2018 werden neben dem Staatspräsidenten auch der Kongress sowie alle Gouverneure und Abgeordneten der Parlamente in den Bundesstaaten gewählt. Ein halbes Jahr vor der Wahl versäumt es die Politik jedoch weitgehend, der Wählerschaft ein konkretes politisches Angebot zu machen bzw. Lösungsvorschläge für diejenigen Probleme vorzulegen, welche die Bevölkerung am meisten umtreiben. Stattdessen sorgen sich die meisten Politiker nach wie vor und allem voran um ihre Absicherung gegenüber drohender Strafverfolgung. Auch die Judikative ist inzwischen auf dem besten Wege, ihre Autorität und Glaubwürdigkeit zu verspielen. Sie war bislang ein Stabilitätsanker und hatte sich vor allem um die konsequente Aufdeckung und Verfolgung des größten Korruptionsnetzwerkes Brasiliens – bekannt unter dem Namen Lava Jato (dt. Autowäsche) - verdient gemacht.
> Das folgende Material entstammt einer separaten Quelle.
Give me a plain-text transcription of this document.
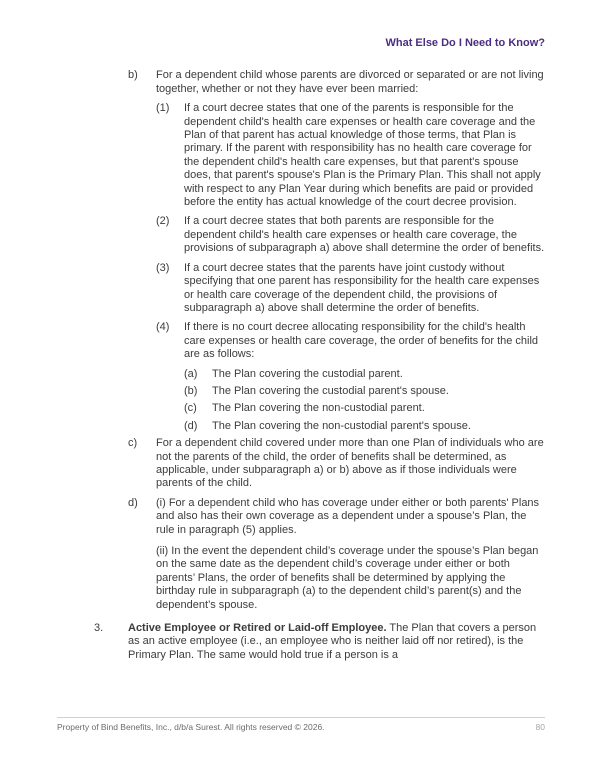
What Else Do I Need to Know?
b)	For a dependent child whose parents are divorced or separated or are not living together, whether or not they have ever been married:
(1)	If a court decree states that one of the parents is responsible for the dependent child's health care expenses or health care coverage and the Plan of that parent has actual knowledge of those terms, that Plan is primary. If the parent with responsibility has no health care coverage for the dependent child's health care expenses, but that parent's spouse does, that parent's spouse's Plan is the Primary Plan. This shall not apply with respect to any Plan Year during which benefits are paid or provided before the entity has actual knowledge of the court decree provision.
(2)	If a court decree states that both parents are responsible for the dependent child's health care expenses or health care coverage, the provisions of subparagraph a) above shall determine the order of benefits.
(3)	If a court decree states that the parents have joint custody without specifying that one parent has responsibility for the health care expenses or health care coverage of the dependent child, the provisions of subparagraph a) above shall determine the order of benefits.
(4)	If there is no court decree allocating responsibility for the child's health care expenses or health care coverage, the order of benefits for the child are as follows:
(a)	The Plan covering the custodial parent.
(b)	The Plan covering the custodial parent's spouse.
(c)	The Plan covering the non-custodial parent.
(d)	The Plan covering the non-custodial parent's spouse.
c)	For a dependent child covered under more than one Plan of individuals who are not the parents of the child, the order of benefits shall be determined, as applicable, under subparagraph a) or b) above as if those individuals were parents of the child.
d)	(i) For a dependent child who has coverage under either or both parents' Plans and also has their own coverage as a dependent under a spouse’s Plan, the rule in paragraph (5) applies.

(ii) In the event the dependent child’s coverage under the spouse’s Plan began on the same date as the dependent child’s coverage under either or both parents’ Plans, the order of benefits shall be determined by applying the birthday rule in subparagraph (a) to the dependent child’s parent(s) and the dependent’s spouse.

3.	Active Employee or Retired or Laid-off Employee. The Plan that covers a person as an active employee (i.e., an employee who is neither laid off nor retired), is the Primary Plan. The same would hold true if a person is a
Property of Bind Benefits, Inc., d/b/a Surest. All rights reserved © 2026.	80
Die Judikative – Brasiliens Hoffnungsträgerin?
Dafür wird die dritte Gewalt von vielen Brasilianern, die die bisherigen Verhältnisse mehr als satt haben, nach wie vor als Heldin gefeiert. Auch aus dem Ausland erntet sie Anerkennung. Durch das mutige Auftreten der Lava-Jato-Task-Force wurden zahlreiche Politiker wie z.B. der ehemalige Gouverneur des Bundesstaates Rio de Janeiro, Sergio Cabral (MDB), strafrechtlich verfolgt, zu 87 Jahren Gefängnisstrafe verurteilt und sogar verhaftet. In dem oben erwähnten Fall des ehemaligen Staatspräsidenten Lula gab die Justiz allerdings nur ein bedingt gutes Bild ab.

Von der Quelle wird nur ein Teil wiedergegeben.